Ningún comprador está dispuesto a pujar por el Banco de Valencia o Catalunyacaixa si no cuenta con garantías que le cubran frente a buena parte de los riesgos, en línea con los esquemas de protección de activos ofrecidos en la subastas de la CAM y Unnim. En esos dos últimos casos, el Fondo de Garantía de Depósitos (FGD), que hasta ahora se nutre exclusivamente de las aportaciones de la banca, ha cargado con la factura del saneamiento y ello ha evitado usar dinero público.
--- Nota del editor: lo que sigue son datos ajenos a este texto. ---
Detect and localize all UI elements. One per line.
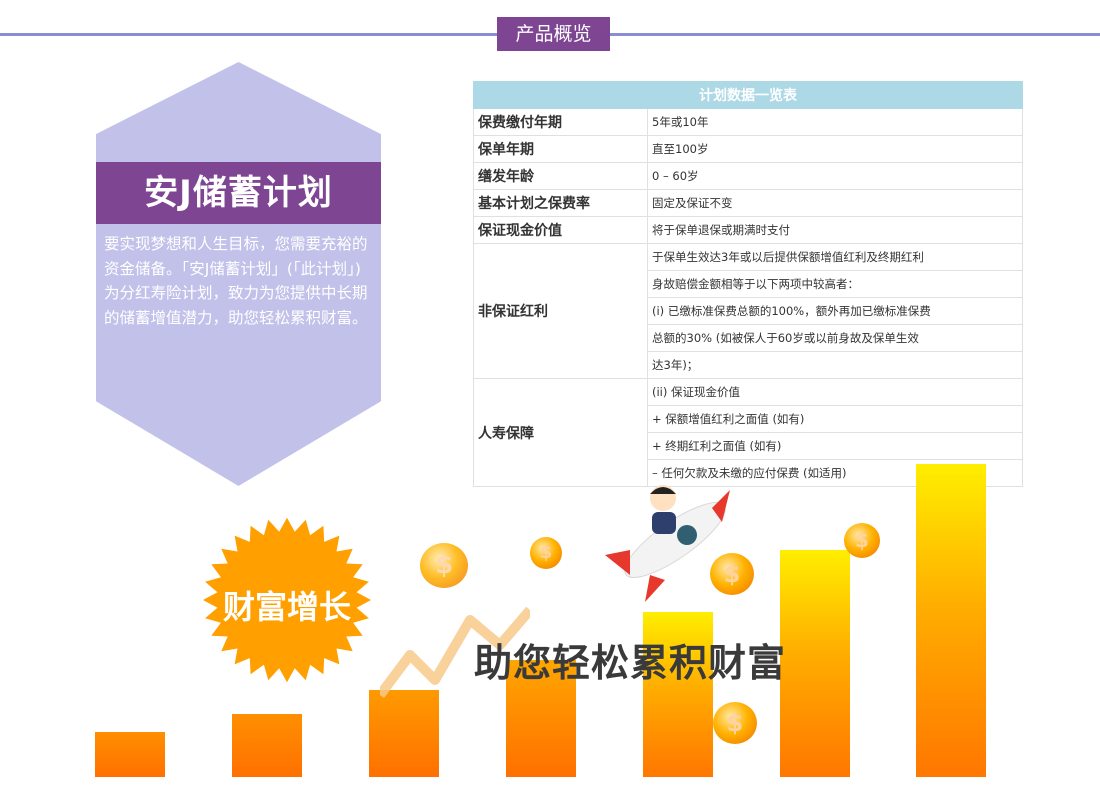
life-cover-label: 人寿保障 (473, 378, 648, 487)
dividend-line: 总额的30% (如被保人于60岁或以前身故及保单生效 (647, 324, 1023, 352)
row-label: 保单年期 (473, 135, 648, 163)
dividend-label: 非保证红利 (473, 243, 648, 379)
table-row: 保费缴付年期 5年或10年 (473, 108, 1023, 136)
life-cover-line: + 终期红利之面值 (如有) (647, 432, 1023, 460)
row-label: 保费缴付年期 (473, 108, 648, 136)
growth-bar (369, 690, 439, 777)
table-caption-row: 计划数据一览表 (473, 81, 1023, 109)
coin-icon: $ (844, 523, 880, 558)
section-title-badge: 产品概览 (497, 17, 610, 51)
row-value: 5年或10年 (647, 108, 1023, 136)
coin-icon: $ (713, 702, 757, 744)
slogan-text: 助您轻松累积财富 (474, 641, 787, 685)
table-row: 保证现金价值 将于保单退保或期满时支付 (473, 216, 1023, 244)
dividend-line: 身故赔偿金额相等于以下两项中较高者： (647, 270, 1023, 298)
table-row: 保单年期 直至100岁 (473, 135, 1023, 163)
wealth-growth-label: 财富增长 (222, 588, 351, 626)
coin-icon: $ (710, 553, 754, 595)
growth-bar (232, 714, 302, 777)
dividend-line: 于保单生效达3年或以后提供保额增值红利及终期红利 (647, 243, 1023, 271)
life-cover-line: (ii) 保证现金价值 (647, 378, 1023, 406)
row-label: 缮发年龄 (473, 162, 648, 190)
table-row: 基本计划之保费率 固定及保证不变 (473, 189, 1023, 217)
growth-bar (916, 464, 986, 777)
plan-data-table: 计划数据一览表 保费缴付年期 5年或10年 保单年期 直至100岁 缮发年龄 0… (473, 81, 1023, 487)
table-row: 缮发年龄 0 – 60岁 (473, 162, 1023, 190)
growth-bar (95, 732, 165, 777)
row-label: 保证现金价值 (473, 216, 648, 244)
plan-description: 要实现梦想和人生目标，您需要充裕的资金储备。「安J储蓄计划」(「此计划」)为分红… (104, 235, 368, 327)
row-value: 固定及保证不变 (647, 189, 1023, 217)
coin-icon: $ (530, 537, 562, 569)
plan-title: 安J储蓄计划 (96, 162, 381, 224)
table-row: 人寿保障 (ii) 保证现金价值 (473, 378, 1023, 487)
row-label: 基本计划之保费率 (473, 189, 648, 217)
dividend-line: (i) 已缴标准保费总额的100%，额外再加已缴标准保费 (647, 297, 1023, 325)
life-cover-line: + 保额增值红利之面值 (如有) (647, 405, 1023, 433)
table-caption: 计划数据一览表 (473, 81, 1023, 109)
row-value: 0 – 60岁 (647, 162, 1023, 190)
dividend-line: 达3年)； (647, 351, 1023, 379)
row-value: 直至100岁 (647, 135, 1023, 163)
growth-bar (780, 550, 850, 777)
coin-icon: $ (420, 543, 468, 588)
row-value: 将于保单退保或期满时支付 (647, 216, 1023, 244)
table-row: 非保证红利 于保单生效达3年或以后提供保额增值红利及终期红利 (473, 243, 1023, 379)
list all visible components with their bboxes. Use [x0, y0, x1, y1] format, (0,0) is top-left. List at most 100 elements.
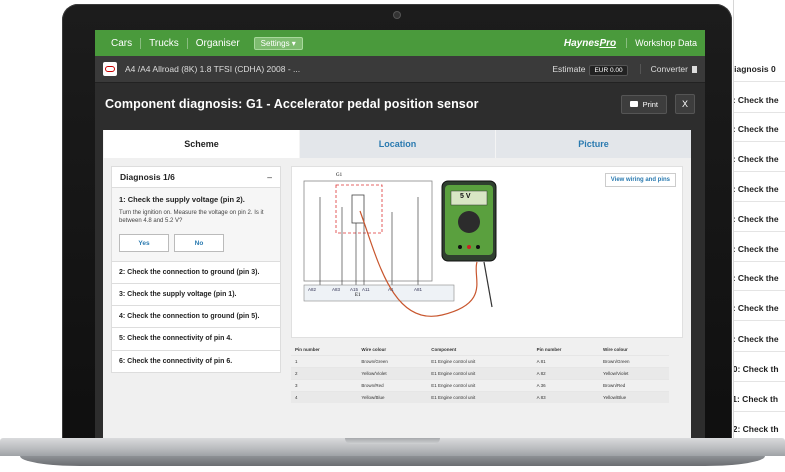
column-header: Pin number	[536, 347, 562, 352]
estimate-badge: EUR 0.00	[589, 65, 628, 76]
main-nav: Cars Trucks Organiser	[103, 37, 248, 49]
print-label: Print	[642, 99, 658, 109]
connector-label: E1	[355, 293, 361, 298]
side-list-item[interactable]: 6: Check the	[734, 244, 779, 254]
pin-label: A1	[388, 287, 394, 292]
step-1-description: Turn the ignition on. Measure the voltag…	[119, 210, 264, 225]
wiring-diagram: View wiring and pins G1 E1 A82 A83 A15 A…	[291, 166, 683, 338]
pin-label: A83	[332, 287, 341, 292]
scheme-area: View wiring and pins G1 E1 A82 A83 A15 A…	[281, 158, 691, 438]
step-1-expanded: 1: Check the supply voltage (pin 2). Tur…	[111, 188, 281, 263]
converter-button[interactable]: Converter	[639, 64, 697, 74]
collapse-button[interactable]: –	[267, 172, 272, 182]
diagnosis-steps: Diagnosis 1/6 – 1: Check the supply volt…	[103, 158, 281, 438]
table-cell: E1 Engine control unit	[427, 379, 533, 392]
app-screen: Cars Trucks Organiser Settings ▾ HaynesP…	[95, 30, 705, 438]
step-3[interactable]: 3: Check the supply voltage (pin 1).	[111, 284, 281, 307]
table-row: 2 Yellow/Violet E1 Engine control unit A…	[291, 367, 669, 380]
vehicle-title[interactable]: A4 /A4 Allroad (8K) 1.8 TFSI (CDHA) 2008…	[125, 64, 300, 74]
settings-label: Settings	[260, 38, 290, 48]
tab-bar: Scheme Location Picture	[103, 130, 691, 158]
estimate-amount: 0.00	[610, 67, 623, 74]
table-cell: 1	[291, 355, 358, 368]
step-2[interactable]: 2: Check the connection to ground (pin 3…	[111, 262, 281, 285]
camera	[394, 12, 400, 18]
nav-trucks[interactable]: Trucks	[141, 37, 188, 49]
component-label: G1	[336, 173, 343, 178]
tab-picture[interactable]: Picture	[495, 130, 691, 158]
table-cell: Brown/Red	[357, 379, 428, 392]
side-list-item[interactable]: 3: Check the	[734, 154, 779, 164]
side-list-item: Diagnosis 0	[734, 64, 776, 74]
top-navigation-bar: Cars Trucks Organiser Settings ▾ HaynesP…	[95, 30, 705, 56]
table-cell: 4	[291, 391, 358, 403]
pin-label: A11	[362, 287, 370, 292]
brand-name: Haynes	[563, 37, 600, 49]
step-5[interactable]: 5: Check the connectivity of pin 4.	[111, 328, 281, 351]
pin-label: A15	[350, 287, 359, 292]
table-cell: A 81	[532, 355, 600, 368]
tab-location[interactable]: Location	[299, 130, 495, 158]
converter-label: Converter	[650, 64, 688, 74]
laptop-base-bottom	[20, 456, 765, 466]
table-cell: Brown/Red	[599, 379, 669, 392]
settings-dropdown[interactable]: Settings ▾	[253, 36, 303, 50]
side-list-item[interactable]: 2: Check the	[734, 124, 779, 134]
side-list-item[interactable]: 1: Check the	[734, 95, 779, 105]
table-cell: Brown/Green	[599, 355, 669, 368]
table-cell: E1 Engine control unit	[427, 355, 533, 368]
estimate-label: Estimate	[552, 64, 586, 74]
diagnosis-title: Diagnosis 1/6	[120, 172, 175, 182]
side-list-item[interactable]: 5: Check the	[734, 214, 779, 224]
page-title: Component diagnosis: G1 - Accelerator pe…	[105, 97, 479, 111]
print-button[interactable]: Print	[620, 94, 667, 114]
table-row: 4 Yellow/Blue E1 Engine control unit A 8…	[291, 391, 669, 403]
step-6[interactable]: 6: Check the connectivity of pin 6.	[111, 350, 281, 373]
side-list-item[interactable]: 11: Check th	[734, 394, 778, 404]
document-icon	[692, 65, 697, 73]
side-list-item[interactable]: 4: Check the	[734, 184, 779, 194]
laptop-base	[0, 438, 785, 472]
close-button[interactable]: X	[675, 94, 695, 114]
side-step-list: Diagnosis 0 1: Check the 2: Check the 3:…	[733, 0, 785, 438]
tab-scheme[interactable]: Scheme	[103, 130, 299, 158]
page-header: Component diagnosis: G1 - Accelerator pe…	[95, 83, 705, 125]
nav-organiser[interactable]: Organiser	[188, 38, 248, 49]
table-cell: E1 Engine control unit	[427, 367, 533, 380]
yes-button[interactable]: Yes	[119, 234, 169, 253]
table-cell: Yellow/Violet	[599, 367, 669, 380]
side-list-item[interactable]: 8: Check the	[734, 303, 779, 313]
nav-cars[interactable]: Cars	[103, 37, 142, 49]
table-cell: Yellow/Blue	[357, 391, 428, 403]
pin-table: Pin number Wire colour Component Pin num…	[291, 344, 669, 403]
side-list-item[interactable]: 12: Check th	[734, 424, 779, 434]
side-list-item[interactable]: 7: Check the	[734, 273, 779, 283]
side-list-item[interactable]: 10: Check th	[734, 364, 779, 374]
wiring-diagram-svg	[303, 180, 497, 317]
diagnosis-header: Diagnosis 1/6 –	[111, 166, 281, 188]
table-cell: 2	[291, 367, 358, 380]
haynespro-logo[interactable]: HaynesPro	[564, 38, 616, 49]
column-header: Pin number	[295, 347, 320, 352]
no-button[interactable]: No	[174, 234, 224, 253]
step-1-title: 1: Check the supply voltage (pin 2).	[119, 195, 245, 204]
pin-label: A82	[308, 287, 317, 292]
tab-content: Diagnosis 1/6 – 1: Check the supply volt…	[103, 158, 691, 438]
estimate-widget[interactable]: Estimate EUR 0.00	[552, 64, 628, 76]
table-cell: A 83	[532, 391, 600, 403]
table-row: 1 Brown/Green E1 Engine control unit A 8…	[291, 355, 669, 368]
step-4[interactable]: 4: Check the connection to ground (pin 5…	[111, 306, 281, 329]
multimeter-display: 5 V	[460, 193, 471, 200]
workshop-data-link[interactable]: Workshop Data	[626, 38, 697, 48]
column-header: Wire colour	[361, 347, 387, 352]
column-header: Wire colour	[603, 347, 628, 352]
table-cell: Brown/Green	[357, 355, 428, 368]
table-row: 3 Brown/Red E1 Engine control unit A 36 …	[291, 379, 669, 392]
table-cell: E1 Engine control unit	[427, 391, 533, 403]
side-list-item[interactable]: 9: Check the	[734, 334, 779, 344]
laptop-notch	[345, 438, 440, 444]
vehicle-bar: A4 /A4 Allroad (8K) 1.8 TFSI (CDHA) 2008…	[95, 56, 705, 83]
brand-suffix: Pro	[599, 37, 617, 49]
diagnosis-panel: Scheme Location Picture Diagnosis 1/6 – …	[103, 130, 691, 438]
currency: EUR	[594, 67, 609, 74]
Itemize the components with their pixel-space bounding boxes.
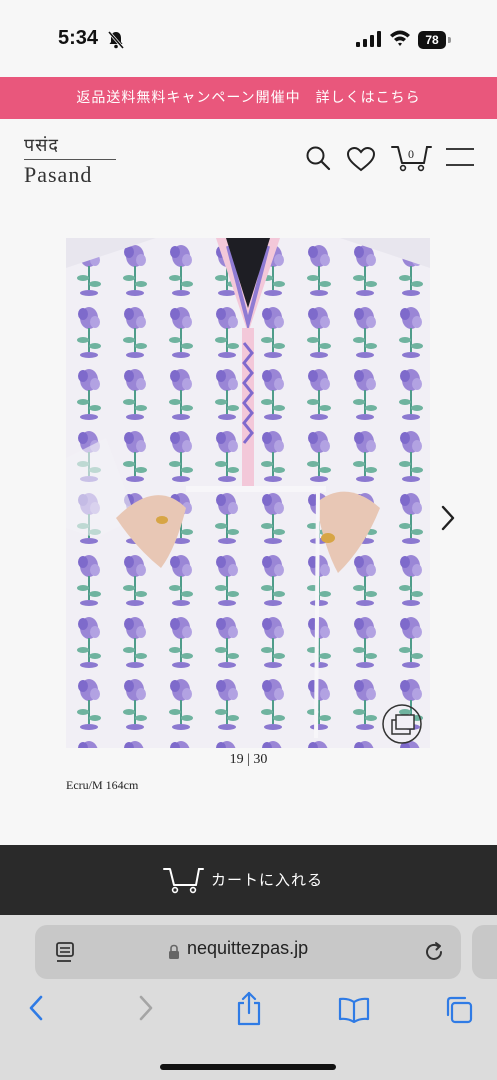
share-icon[interactable] [235,991,263,1027]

Sin embargo, el FGD posee actualmente poco más de 2.000 millones, cantidad insuficiente para cubrir las pérdidas que puedan aflorar en el Banco de Valencia. En el cuaderno de venta que el banco de inversión Nomura ha repartido a los posibles interesados en comprar la entidad -entre los que destacan Banco Mare Nostrum y Banco Popular- se indica que la banca deberá aportar hasta 4.000 millones de euros al comprador por sus graves problemas de solvencia,
El proceso de adjudicación del Banco de Valencia contempla un esquema de protección contra pérdidas futuras sobre una cartera de activos de 6.000 millones de euros, lo que supone el 27% del total de su cartera crediticia. Las primeras pérdidas que registre serán cubiertas por las provisiones constituidas por Banco de Valencia por un importe aproximado de 1.000 millones, por lo que dicho esquema de protección de activos (EPA) se constituye sobre 5.000 millones. El FGD cubrirá el 80% de las pérdidas sobre dicha cartera de 5.000 millones, lo que supone un total de 4.000 millones de euros.
Fuentes financieras han asegurado a Efe que se da por hecho que las entidades tendrán que asumir una derrama para engordar el FGD, al que se recurrió para vender la CAM y Unnim, pero tratan de evitar que lastre sus resultados. Tampoco ven con buenos ojos que fuera mediante un préstamo porque aumentarían sus riesgos.
Además, las mismas fuentes explican que Economía ha propuesto adelantar ocho anualidades, lo que supondría sumar casi 13.000 millones a los poco más de 2.000 millones con los que cuenta ahora el FGD, que son insuficientes para dar salida a las entidades en manos del Estado.